Strength & Conditioning, Sweat, Da Daily D, Full Body Aesthetics WODs Tues Dec 8th 2020

Strength & Conditioning:

A.) Every 4min. x 5 Rounds:
5 Power Clean and Jerks
immediately into;
400m Run
Round 1: @50%
Round 1: @60%
Round 1: @65%
Round 1: @70%
Round 1: @75%

I want this to feel like your strength work today, so make sure that weight is challenging and then run HARD to get extra rest and get your cardio in.

Try to stay within 5sec. of every 400m Run each time!

Score is you heaviest set of 5 completed with the run in the 4min. window. Singles or Touch and Go is fine. Just work that technique, lift heavy, and have fun!
B.) “A quick burner”
10min. to get as far as possible….
10-20-30-40-50
Alternating DB Snatches 45/30lb.
Push-Ups

*I really want you to try and fly through this today. Usually Program 50/35 pounds, so I purposely made it lighter so it would be fast. The DB must touch the ground on every rep.
*If you need to scale the push ups elevate your hands on a box or a barbell set low in a rack.
*If you happen to finish, put your time on the board!

Sweat:

8min. Ladder…
10 Wall Balls 20/14lb.
10 Cal Row
*Add 2 reps after each round

8min. Ladder…
10 Toes-To-Bar
10 Burpees
*Add 2 reps after each round

8min. Ladder…
10 Push Press
10 American KB Swings 53/35
*Add 2 reps after each round

5min. AMRAP:
5 Barbell Sit-Ups 45/35lb
5 Barbell Reverse Sit-Ups

Rest 2min. After Every Section

Barbell Sit-Ups + Reverse Sit-Up Demo:
https://www.youtube.com/watch?v=sseKZexnDkM

Da Daily D:

For Time:
20-18-16-14-12-10-8-6-4-2
Alternating DB Snatches 45/30lb.
10-9-8-7-6-5-4-3-2-1
DB Thrusters

You just need 1 DB for the snatches, but then you need 2 DBs for the thrusters.

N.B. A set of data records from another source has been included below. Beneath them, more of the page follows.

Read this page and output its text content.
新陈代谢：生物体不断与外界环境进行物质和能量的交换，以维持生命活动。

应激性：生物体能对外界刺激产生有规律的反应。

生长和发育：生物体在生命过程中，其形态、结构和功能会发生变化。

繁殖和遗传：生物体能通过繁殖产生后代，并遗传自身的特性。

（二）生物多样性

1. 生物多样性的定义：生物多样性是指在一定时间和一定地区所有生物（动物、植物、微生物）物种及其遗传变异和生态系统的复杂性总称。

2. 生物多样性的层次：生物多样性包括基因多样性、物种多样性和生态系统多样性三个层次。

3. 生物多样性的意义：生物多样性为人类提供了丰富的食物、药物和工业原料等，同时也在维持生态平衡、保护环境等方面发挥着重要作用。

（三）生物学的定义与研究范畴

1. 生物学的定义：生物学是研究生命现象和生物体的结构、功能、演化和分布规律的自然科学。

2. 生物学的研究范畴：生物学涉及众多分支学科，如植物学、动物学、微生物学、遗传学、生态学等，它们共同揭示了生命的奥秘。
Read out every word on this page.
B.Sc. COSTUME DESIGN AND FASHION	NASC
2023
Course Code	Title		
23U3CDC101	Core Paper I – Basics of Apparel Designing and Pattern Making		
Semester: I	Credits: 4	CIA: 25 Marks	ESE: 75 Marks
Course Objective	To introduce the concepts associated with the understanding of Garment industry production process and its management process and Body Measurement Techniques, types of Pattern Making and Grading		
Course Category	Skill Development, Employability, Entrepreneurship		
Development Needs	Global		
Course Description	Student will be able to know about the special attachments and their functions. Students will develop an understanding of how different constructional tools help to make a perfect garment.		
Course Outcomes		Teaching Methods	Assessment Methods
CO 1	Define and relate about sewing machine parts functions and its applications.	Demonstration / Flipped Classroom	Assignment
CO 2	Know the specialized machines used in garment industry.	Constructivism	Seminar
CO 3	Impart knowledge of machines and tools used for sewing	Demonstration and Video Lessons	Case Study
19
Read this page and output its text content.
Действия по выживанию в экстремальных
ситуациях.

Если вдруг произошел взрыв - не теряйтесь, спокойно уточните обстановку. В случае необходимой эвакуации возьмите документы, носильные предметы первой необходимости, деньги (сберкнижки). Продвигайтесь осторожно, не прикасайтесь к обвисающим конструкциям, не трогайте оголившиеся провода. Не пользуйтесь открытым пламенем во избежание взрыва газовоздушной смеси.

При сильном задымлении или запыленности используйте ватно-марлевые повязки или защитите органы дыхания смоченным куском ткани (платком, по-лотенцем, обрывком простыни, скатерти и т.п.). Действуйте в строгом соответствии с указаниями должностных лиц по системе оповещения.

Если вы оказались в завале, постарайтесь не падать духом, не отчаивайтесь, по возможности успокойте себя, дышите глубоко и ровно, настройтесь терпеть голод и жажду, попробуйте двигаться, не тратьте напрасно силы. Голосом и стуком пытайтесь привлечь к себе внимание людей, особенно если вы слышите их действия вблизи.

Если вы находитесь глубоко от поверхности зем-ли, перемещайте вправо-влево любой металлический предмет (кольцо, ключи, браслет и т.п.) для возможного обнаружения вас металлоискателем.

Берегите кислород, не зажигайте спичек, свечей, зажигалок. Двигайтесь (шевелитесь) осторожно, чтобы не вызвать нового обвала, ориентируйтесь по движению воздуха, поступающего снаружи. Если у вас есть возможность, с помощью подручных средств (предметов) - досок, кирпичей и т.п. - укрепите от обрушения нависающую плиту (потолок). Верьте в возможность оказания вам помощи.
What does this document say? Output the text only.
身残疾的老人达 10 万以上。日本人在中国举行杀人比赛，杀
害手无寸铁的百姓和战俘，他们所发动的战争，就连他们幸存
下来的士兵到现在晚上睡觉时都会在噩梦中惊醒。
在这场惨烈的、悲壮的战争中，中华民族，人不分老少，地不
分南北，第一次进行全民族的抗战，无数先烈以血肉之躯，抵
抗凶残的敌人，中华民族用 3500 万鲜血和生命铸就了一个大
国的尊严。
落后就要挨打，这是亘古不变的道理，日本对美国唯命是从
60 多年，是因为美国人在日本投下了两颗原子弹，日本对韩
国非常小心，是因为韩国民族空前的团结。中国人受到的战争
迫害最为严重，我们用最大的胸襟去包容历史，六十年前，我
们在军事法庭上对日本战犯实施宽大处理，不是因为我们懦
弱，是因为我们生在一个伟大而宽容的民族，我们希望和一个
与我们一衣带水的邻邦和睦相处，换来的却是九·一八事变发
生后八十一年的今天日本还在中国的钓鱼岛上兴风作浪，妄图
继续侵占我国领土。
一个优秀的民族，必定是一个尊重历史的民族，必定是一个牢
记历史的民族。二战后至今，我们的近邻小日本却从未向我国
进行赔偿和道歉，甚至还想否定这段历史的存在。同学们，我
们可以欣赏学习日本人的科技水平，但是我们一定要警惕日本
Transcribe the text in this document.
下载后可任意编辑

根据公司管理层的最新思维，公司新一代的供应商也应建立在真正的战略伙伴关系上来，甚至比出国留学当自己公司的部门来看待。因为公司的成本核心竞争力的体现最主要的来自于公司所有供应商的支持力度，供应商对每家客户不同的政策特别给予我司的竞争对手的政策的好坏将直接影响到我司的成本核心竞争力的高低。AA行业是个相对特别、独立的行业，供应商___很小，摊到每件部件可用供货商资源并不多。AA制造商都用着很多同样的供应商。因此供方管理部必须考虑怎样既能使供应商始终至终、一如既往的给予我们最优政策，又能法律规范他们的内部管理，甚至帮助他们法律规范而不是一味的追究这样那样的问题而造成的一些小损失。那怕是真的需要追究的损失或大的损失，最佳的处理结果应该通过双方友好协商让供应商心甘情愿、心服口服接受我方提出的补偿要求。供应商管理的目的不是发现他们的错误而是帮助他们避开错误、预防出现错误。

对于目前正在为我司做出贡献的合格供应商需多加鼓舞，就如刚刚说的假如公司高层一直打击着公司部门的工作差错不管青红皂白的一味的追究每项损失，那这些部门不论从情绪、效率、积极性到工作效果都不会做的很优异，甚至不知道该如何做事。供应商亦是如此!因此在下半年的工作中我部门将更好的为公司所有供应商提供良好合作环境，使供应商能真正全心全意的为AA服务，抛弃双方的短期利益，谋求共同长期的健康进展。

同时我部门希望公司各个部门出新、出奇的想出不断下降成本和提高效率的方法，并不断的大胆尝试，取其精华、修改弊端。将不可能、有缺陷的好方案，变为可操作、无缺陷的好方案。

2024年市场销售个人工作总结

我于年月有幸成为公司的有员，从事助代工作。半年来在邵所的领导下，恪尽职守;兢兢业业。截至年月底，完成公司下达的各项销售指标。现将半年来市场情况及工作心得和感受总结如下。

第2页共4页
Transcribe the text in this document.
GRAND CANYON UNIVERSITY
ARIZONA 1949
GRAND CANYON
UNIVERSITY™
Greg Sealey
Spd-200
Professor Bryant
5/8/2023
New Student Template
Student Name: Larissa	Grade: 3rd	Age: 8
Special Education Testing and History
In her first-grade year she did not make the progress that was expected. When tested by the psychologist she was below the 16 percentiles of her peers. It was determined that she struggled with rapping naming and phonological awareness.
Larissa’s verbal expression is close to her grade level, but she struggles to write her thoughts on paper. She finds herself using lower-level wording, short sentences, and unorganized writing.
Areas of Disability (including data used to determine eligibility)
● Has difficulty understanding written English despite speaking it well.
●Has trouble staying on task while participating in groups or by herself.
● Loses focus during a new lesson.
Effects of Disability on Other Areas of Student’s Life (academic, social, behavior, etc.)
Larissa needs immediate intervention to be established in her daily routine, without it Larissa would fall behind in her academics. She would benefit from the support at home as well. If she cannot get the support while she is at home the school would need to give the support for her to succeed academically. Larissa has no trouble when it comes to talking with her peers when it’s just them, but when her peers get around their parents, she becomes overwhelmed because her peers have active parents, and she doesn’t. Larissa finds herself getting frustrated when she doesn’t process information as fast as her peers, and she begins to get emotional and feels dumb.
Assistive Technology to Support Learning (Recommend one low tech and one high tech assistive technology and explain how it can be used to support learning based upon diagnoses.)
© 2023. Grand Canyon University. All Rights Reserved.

This is a spicy one! If you have access to 50/35s and you can handle it, use that!

Full Body Aesthetics: Day 23 Cycle 5

(Recovery Week) Effort today is 6-7 range and no more than 3 working sets.

Chest/Back Superset:
Flat Barbell Bench Press
Set 1) 5 reps @40% of 1RM
Set 2) 5 reps @50% of 1RM
Set 3) 5 reps @60% of 1RM
After Each Set Go Immediately Into;
8-10 Single Arm DB Bent Over Rows on each arm.
*Rest 2-3min. Between Sets

Legs:
12-15 Landmine Curtsy Lunges on each leg. Rest 90sec. Between Sets. Repeat For 3 Total Sets. *Really focus on the movement and put all the pressure into your glutes.
https://www.youtube.com/watch?v=B-jXkfoDiwc

Shoulders/Triceps:
10-12 Barbell Upright Rows
Immediately into;
10-12 Double DB Skull Crushers
Rest 90sec. Between Sets. Repeat For 3 Total Sets

Biceps:
10-12 Straight Bar Reverse Grip Barbell Curls (weighted if you can). Rest 60sec. Repeat For 3 Total Sets.
https://www.youtube.com/watch?v=Z-IQOmzFwXI

Calves:
30 Standing Barbell Calf Raises. Complete 10 reps with your toes facing forward, 10 with your toes facing slightly inward, and 10 more reps with your toes facing slightly outward. Rest 90sec. Between Sets. Repeat For 3 Total Sets. Go as heavy as possible with slow and controlled reps. NO bouncing reps or super fast reps. (Shoot for a little more weight than last month when we did this)

Barbell Upright Rows:
https://www.youtube.com/watch?v=BwAOb74WCVg

Double DB Skull Crushers:
https://www.youtube.com/watch?v=7M1mO6AdFto

NO WARM UP SETS are included in any of these sets and reps, so be sure to do 1-2 sets in each section to get warm, but do not count them as “working sets.”